Cómo el sistema judicial brasileño pudo procesar a tanta gente poderosa hasta culminar en el encarcelamiento de Lula.
El acontecimiento latinoamericano más importante de estos días no será la Cumbre de las Américas. Fue, más bien, lo ocurrido el sábado en Brasil: el encarcelamiento del ex presidente Lula da Silva.
Su arresto, absolutamente impensable hasta tiempos recientes, representa un avance notable en el Estado de derecho brasileño y envía un mensaje claro: nadie está por encima de la ley. Es la culminación de años de trabajo independiente por parte del sistema judicial. La operación Lava Jato ha hecho rendir cuentas y ha acabado con el encarcelamiento de docenas de miembros de la élite política y empresarial, sin importar intereses partidarios.
Como sabemos, eso lamentablemente no es común en nuestra región. De hecho, nunca se ha visto una investigación anticorrupción de esta magnitud y eficacia. Su gran escala se debe en parte al tamaño de los sobornos que se dispararon con la llegada de Lula al poder y al alcance enorme que llegaron a tener. Por esa razón, el impacto positivo del Caso Lava Jato es además continental.
No se puede decir lo mismo respecto a la Cumbre de las Américas. Si no fuera por el teatro político, la hipocresía y sus altos costos –las últimas tres cumbres costaron US$26 millones en promedio–, estas reuniones típicamente serían olvidables. A la de Lima no se invitó al venezolano Nicolás Maduro por ser dictador, por ejemplo, pero al dictador cubano Raúl Castro se le sigue dando la bienvenida. Fue hace tan solo tres años que se empezó a incluir al régimen cubano en las cumbres tras años en que estas emitían declaraciones conjuntas a favor de la democracia y los derechos civiles. Al mismo tiempo, los presidentes democráticos guardaban silencio ante crecientes violaciones por parte de los regímenes populistas autoritarios en la región.
Mientras tanto, casi de manera desapercibida, Brasil estaba cambiando. Al tiempo que exportaba corrupción a la región, reformas paulatinas permitieron que la justicia brasileña empezara a funcionar como no lo hace en otros países latinoamericanos. Se permitió la delación premiadaque posibilitó que los criminales delataran a sus cómplices. Eso facilitó destapar las grandes redes de crimen organizado. La Constitución de 1988 hizo que los jueces y los fiscales no dependan tanto de los políticos, pues ahora son escogidos de manera imparcial a través de concursos transparentes y competitivos.
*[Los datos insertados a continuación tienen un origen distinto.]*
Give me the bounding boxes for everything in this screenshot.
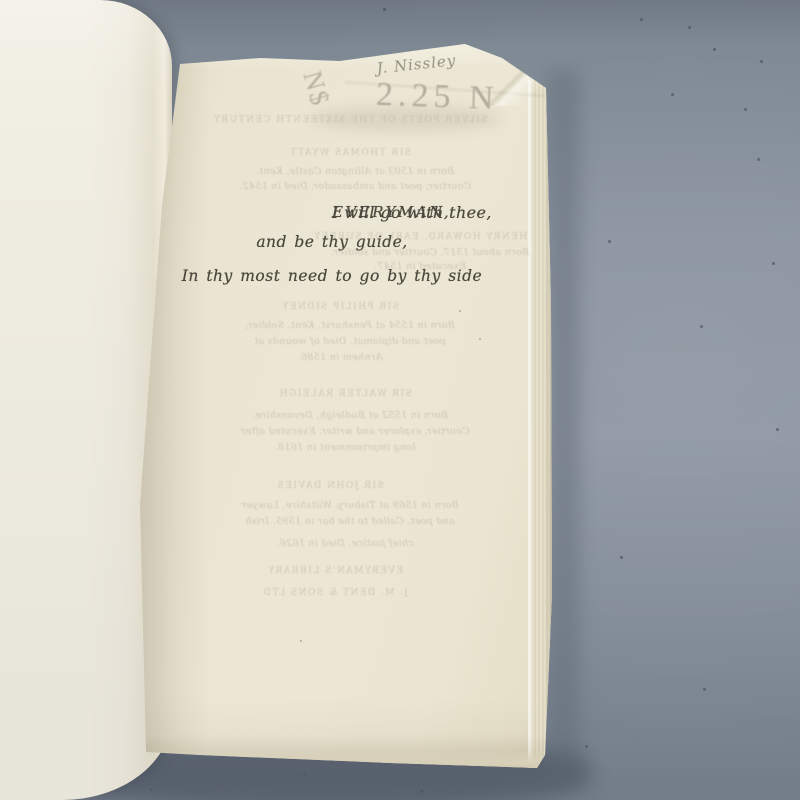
ghost-text-line: chief justice. Died in 1626.: [276, 538, 414, 549]
surface-speck: [760, 60, 763, 63]
ghost-text-line: SIR PHILIP SIDNEY: [281, 302, 399, 312]
ghost-text-line: Born in 1554 at Penshurst, Kent. Soldier…: [245, 320, 455, 331]
motto-line-3: In thy most need to go by thy side: [182, 267, 482, 285]
paper-speck: [479, 338, 481, 340]
ghost-text-line: SIR JOHN DAVIES: [276, 481, 384, 491]
surface-speck: [703, 688, 706, 691]
ghost-text-line: and poet. Called to the bar in 1595. Iri…: [245, 516, 455, 527]
surface-speck: [671, 93, 674, 96]
surface-speck: [688, 26, 691, 29]
book-page: SILVER POETS OF THE SIXTEENTH CENTURYSIR…: [140, 40, 552, 770]
surface-speck: [776, 428, 779, 431]
ghost-text-line: long imprisonment in 1618.: [274, 442, 415, 453]
surface-speck: [608, 240, 611, 243]
surface-speck: [713, 48, 716, 51]
ghost-text-line: Born in 1503 at Allington Castle, Kent.: [256, 166, 455, 177]
ghost-text-line: Born in 1552 at Budleigh, Devonshire.: [252, 410, 448, 421]
ghost-text-line: Born in 1569 at Tisbury, Wiltshire. Lawy…: [241, 500, 458, 511]
surface-speck: [620, 556, 623, 559]
ghost-text-line: poet and diplomat. Died of wounds at: [254, 336, 446, 347]
motto-line-2: and be thy guide,: [256, 233, 407, 251]
ghost-text-line: Arnhem in 1586.: [297, 352, 382, 363]
book-photo-scene: SILVER POETS OF THE SIXTEENTH CENTURYSIR…: [0, 0, 800, 800]
motto-line-1-italic: I will go with thee,: [332, 203, 492, 222]
surface-speck: [700, 325, 703, 328]
ghost-text-line: SIR WALTER RALEIGH: [278, 389, 412, 399]
surface-speck: [640, 18, 643, 21]
ghost-text-line: EVERYMAN'S LIBRARY: [267, 566, 403, 576]
surface-speck: [383, 8, 386, 11]
paper-speck: [459, 310, 461, 312]
surface-speck: [772, 262, 775, 265]
price-stamp-prefix: N$: [297, 68, 336, 111]
ghost-text-line: Courtier, poet and ambassador. Died in 1…: [239, 181, 471, 192]
ghost-text-line: Courtier, explorer and writer. Executed …: [240, 426, 469, 437]
surface-speck: [585, 745, 588, 748]
ghost-text-line: J. M. DENT & SONS LTD: [262, 588, 407, 598]
surface-speck: [757, 158, 760, 161]
stamp-smudge: [310, 106, 500, 132]
ghost-text-line: SIR THOMAS WYATT: [289, 148, 411, 158]
surface-speck: [744, 108, 747, 111]
paper-speck: [300, 640, 302, 642]
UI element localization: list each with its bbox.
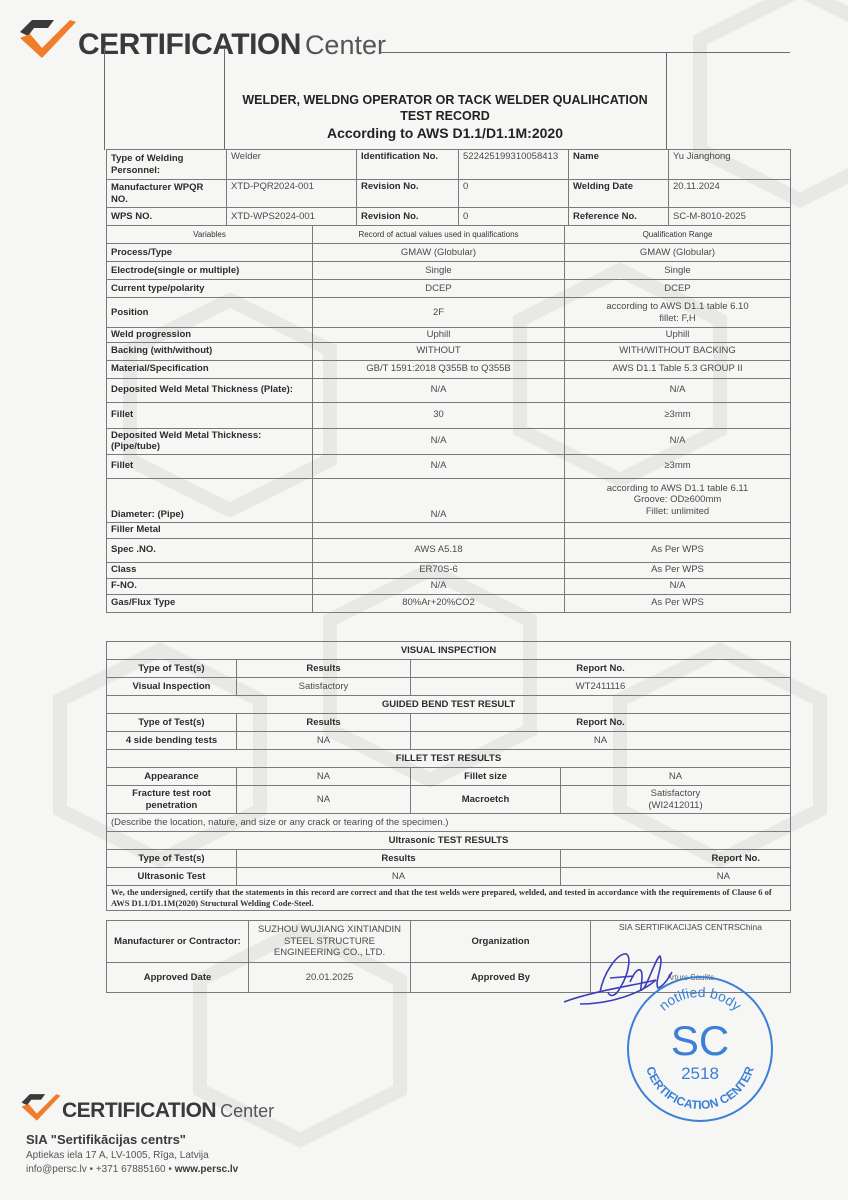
revision-label-1: Revision No. [357,180,459,208]
qualification-range-value: according to AWS D1.1 table 6.11 Groove:… [565,478,791,522]
wpqr-label: Manufacturer WPQR NO. [107,180,227,208]
variable-row: Position2Faccording to AWS D1.1 table 6.… [107,298,791,328]
footer-email[interactable]: info@persc.lv [26,1164,87,1175]
variable-label: Position [107,298,313,328]
actual-value: WITHOUT [313,342,565,360]
check-logo-icon [18,14,78,60]
variable-row: Fillet30≥3mm [107,402,791,428]
qualification-range-header: Qualification Range [565,226,791,244]
variable-label: Current type/polarity [107,280,313,298]
actual-value: N/A [313,478,565,522]
variable-label: Gas/Flux Type [107,594,313,612]
actual-value: Uphill [313,328,565,343]
brand-logo-header: CERTIFICATION Center [18,14,386,60]
macroetch-label: Macroetch [411,786,561,814]
ut-report-header: Report No. [561,850,791,868]
variable-row: Weld progressionUphillUphill [107,328,791,343]
variable-row: F-NO.N/AN/A [107,578,791,594]
fracture-label: Fracture test root penetration [107,786,237,814]
variable-row: Current type/polarityDCEPDCEP [107,280,791,298]
actual-value: N/A [313,578,565,594]
fillet-test-title: FILLET TEST RESULTS [107,750,791,768]
variables-table: Variables Record of actual values used i… [106,225,791,613]
variable-label: Weld progression [107,328,313,343]
qualification-range-value: N/A [565,428,791,454]
variable-row: Filler Metal [107,522,791,538]
variable-row: Spec .NO.AWS A5.18As Per WPS [107,538,791,562]
qualification-range-value: ≥3mm [565,454,791,478]
type-value: Welder [227,150,357,180]
bend-report-value: NA [411,732,791,750]
qualification-range-value: according to AWS D1.1 table 6.10 fillet:… [565,298,791,328]
actual-value: Single [313,262,565,280]
approved-date-label: Approved Date [107,963,249,993]
brand-name-bold: CERTIFICATION [78,30,301,60]
footer-company: SIA "Sertifikācijas centrs" [26,1132,186,1147]
actual-value: N/A [313,378,565,402]
variable-label: Diameter: (Pipe) [107,478,313,522]
macroetch-value: Satisfactory (WI2412011) [561,786,791,814]
footer-phone: +371 67885160 [96,1164,166,1175]
test-results-table: VISUAL INSPECTION Type of Test(s) Result… [106,641,791,911]
variable-row: FilletN/A≥3mm [107,454,791,478]
ut-results-header: Results [237,850,561,868]
footer-address: Aptiekas iela 17 A, LV-1005, Rīga, Latvi… [26,1150,209,1161]
svg-text:SC: SC [671,1017,729,1064]
bend-result-value: NA [237,732,411,750]
actual-value: N/A [313,454,565,478]
manufacturer-value: SUZHOU WUJIANG XINTIANDIN STEEL STRUCTUR… [249,921,411,963]
fracture-value: NA [237,786,411,814]
actual-value: DCEP [313,280,565,298]
variable-label: F-NO. [107,578,313,594]
qualification-range-value: N/A [565,578,791,594]
ut-result-value: NA [237,868,561,886]
qualification-range-value: As Per WPS [565,562,791,578]
welding-date-value: 20.11.2024 [669,180,791,208]
type-label: Type of Welding Personnel: [107,150,227,180]
vi-type-header: Type of Test(s) [107,660,237,678]
vi-type-value: Visual Inspection [107,678,237,696]
wps-label: WPS NO. [107,208,227,226]
variable-row: Process/TypeGMAW (Globular)GMAW (Globula… [107,244,791,262]
variable-label: Fillet [107,402,313,428]
reference-label: Reference No. [569,208,669,226]
variable-row: Material/SpecificationGB/T 1591:2018 Q35… [107,360,791,378]
qualification-range-value: As Per WPS [565,594,791,612]
id-value: 522425199310058413 [459,150,569,180]
actual-value [313,522,565,538]
separator: • [168,1164,172,1175]
vi-results-header: Results [237,660,411,678]
check-logo-icon [20,1090,62,1122]
variable-row: Deposited Weld Metal Thickness (Plate):N… [107,378,791,402]
variables-header: Variables [107,226,313,244]
ut-type-value: Ultrasonic Test [107,868,237,886]
wps-value: XTD-WPS2024-001 [227,208,357,226]
qualification-range-value: ≥3mm [565,402,791,428]
qualification-range-value: Uphill [565,328,791,343]
qualification-range-value: DCEP [565,280,791,298]
variable-label: Material/Specification [107,360,313,378]
qualification-range-value: WITH/WITHOUT BACKING [565,342,791,360]
separator: • [90,1164,94,1175]
variable-label: Class [107,562,313,578]
manufacturer-label: Manufacturer or Contractor: [107,921,249,963]
appearance-label: Appearance [107,768,237,786]
title-line-1: WELDER, WELDNG OPERATOR OR TACK WELDER Q… [225,92,665,108]
vi-report-header: Report No. [411,660,791,678]
actual-value: N/A [313,428,565,454]
variable-label: Spec .NO. [107,538,313,562]
qualification-range-value [565,522,791,538]
qualification-range-value: GMAW (Globular) [565,244,791,262]
stamp-top-text: notified body [656,984,745,1014]
bend-test-title: GUIDED BEND TEST RESULT [107,696,791,714]
brand-name-light: Center [305,30,386,60]
variable-row: Deposited Weld Metal Thickness: (Pipe/tu… [107,428,791,454]
variable-row: Electrode(single or multiple)SingleSingl… [107,262,791,280]
variable-label: Filler Metal [107,522,313,538]
variable-label: Fillet [107,454,313,478]
variable-row: ClassER70S-6As Per WPS [107,562,791,578]
title-line-2: TEST RECORD [225,108,665,124]
variable-row: Backing (with/without)WITHOUTWITH/WITHOU… [107,342,791,360]
variable-row: Gas/Flux Type80%Ar+20%CO2As Per WPS [107,594,791,612]
actual-value: GMAW (Globular) [313,244,565,262]
variable-label: Electrode(single or multiple) [107,262,313,280]
brand-logo-footer: CERTIFICATION Center [20,1090,274,1122]
wpqr-value: XTD-PQR2024-001 [227,180,357,208]
revision-label-2: Revision No. [357,208,459,226]
visual-inspection-title: VISUAL INSPECTION [107,642,791,660]
variable-label: Deposited Weld Metal Thickness: (Pipe/tu… [107,428,313,454]
variable-row: Diameter: (Pipe)N/Aaccording to AWS D1.1… [107,478,791,522]
ut-type-header: Type of Test(s) [107,850,237,868]
ut-report-value: NA [561,868,791,886]
qualification-range-value: Single [565,262,791,280]
appearance-value: NA [237,768,411,786]
revision-value-1: 0 [459,180,569,208]
reference-value: SC-M-8010-2025 [669,208,791,226]
footer-website[interactable]: www.persc.lv [175,1164,239,1175]
variable-label: Backing (with/without) [107,342,313,360]
variable-label: Deposited Weld Metal Thickness (Plate): [107,378,313,402]
specimen-note: (Describe the location, nature, and size… [107,814,791,832]
name-value: Yu Jianghong [669,150,791,180]
welding-date-label: Welding Date [569,180,669,208]
actual-values-header: Record of actual values used in qualific… [313,226,565,244]
actual-value: 30 [313,402,565,428]
footer-brand-bold: CERTIFICATION [62,1100,216,1122]
fillet-size-value: NA [561,768,791,786]
revision-value-2: 0 [459,208,569,226]
qualification-range-value: AWS D1.1 Table 5.3 GROUP II [565,360,791,378]
fillet-size-label: Fillet size [411,768,561,786]
actual-value: GB/T 1591:2018 Q355B to Q355B [313,360,565,378]
name-label: Name [569,150,669,180]
id-label: Identification No. [357,150,459,180]
bend-results-header: Results [237,714,411,732]
notified-body-stamp: notified body SC 2518 CERTIFICATION CENT… [624,973,776,1125]
svg-text:2518: 2518 [681,1064,719,1083]
variable-label: Process/Type [107,244,313,262]
ultrasonic-title: Ultrasonic TEST RESULTS [107,832,791,850]
personnel-info-table: Type of Welding Personnel: Welder Identi… [106,149,791,226]
certification-statement: We, the undersigned, certify that the st… [107,886,791,911]
footer-contact: info@persc.lv • +371 67885160 • www.pers… [26,1164,238,1175]
document-title: WELDER, WELDNG OPERATOR OR TACK WELDER Q… [225,92,665,142]
footer-brand-light: Center [220,1100,274,1122]
vi-report-value: WT2411116 [411,678,791,696]
actual-value: ER70S-6 [313,562,565,578]
qualification-range-value: As Per WPS [565,538,791,562]
bend-report-header: Report No. [411,714,791,732]
bend-type-value: 4 side bending tests [107,732,237,750]
title-line-3: According to AWS D1.1/D1.1M:2020 [225,124,665,142]
actual-value: 80%Ar+20%CO2 [313,594,565,612]
vi-result-value: Satisfactory [237,678,411,696]
approved-date-value: 20.01.2025 [249,963,411,993]
qualification-range-value: N/A [565,378,791,402]
actual-value: AWS A5.18 [313,538,565,562]
bend-type-header: Type of Test(s) [107,714,237,732]
actual-value: 2F [313,298,565,328]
Miembros de la policía federal también son más independientes, pues son seleccionados de la misma manera, en base a sus méritos. Esas y otras reformas nacionales –y no iniciativas regionales– explican cómo la justicia brasileña pudo procesar a tanta gente poderosa hasta terminar encarcelando a Lula. El cuento es tan dramático que Netflix ha lanzado “El mecanismo”, una serie muy recomendable sobre el caso. A pesar de ser ficción, describe la realidad brasileña fielmente y es fácil reconocer a quiénes representan los personajes en la vida real. “El mecanismo” muestra cómo la corrupción se autoalimenta con la participación de empresarios, entes estatales y políticos de cualquier signo. Que Netflix haya producido una serie brasileña que describe cierto progreso en el Estado de derecho es señal de cambio en la cultura política del país.
La caída de Lula implica cambios positivos para toda la región. El no poder volver a la presidencia es un golpe fuerte para su Partido de Trabajadores que, al no estar a cargo del gigante diplomático que es Brasil, tampoco podrá apoyar a sus aliados dentro y fuera del poder en el resto de la región. Será más difícil tapar la corrupción que floreció bajo sus gobiernos. Y la lección de Brasil –que ciertas reformas que son exportables pueden combatir la corrupción de manera eficaz– estará a la vista. Estos son resultados muy superiores a los de cualquier cumbre.
Este artículo fue publicado originalmente en El Comercio (Perú) el 10 de abril de 2018.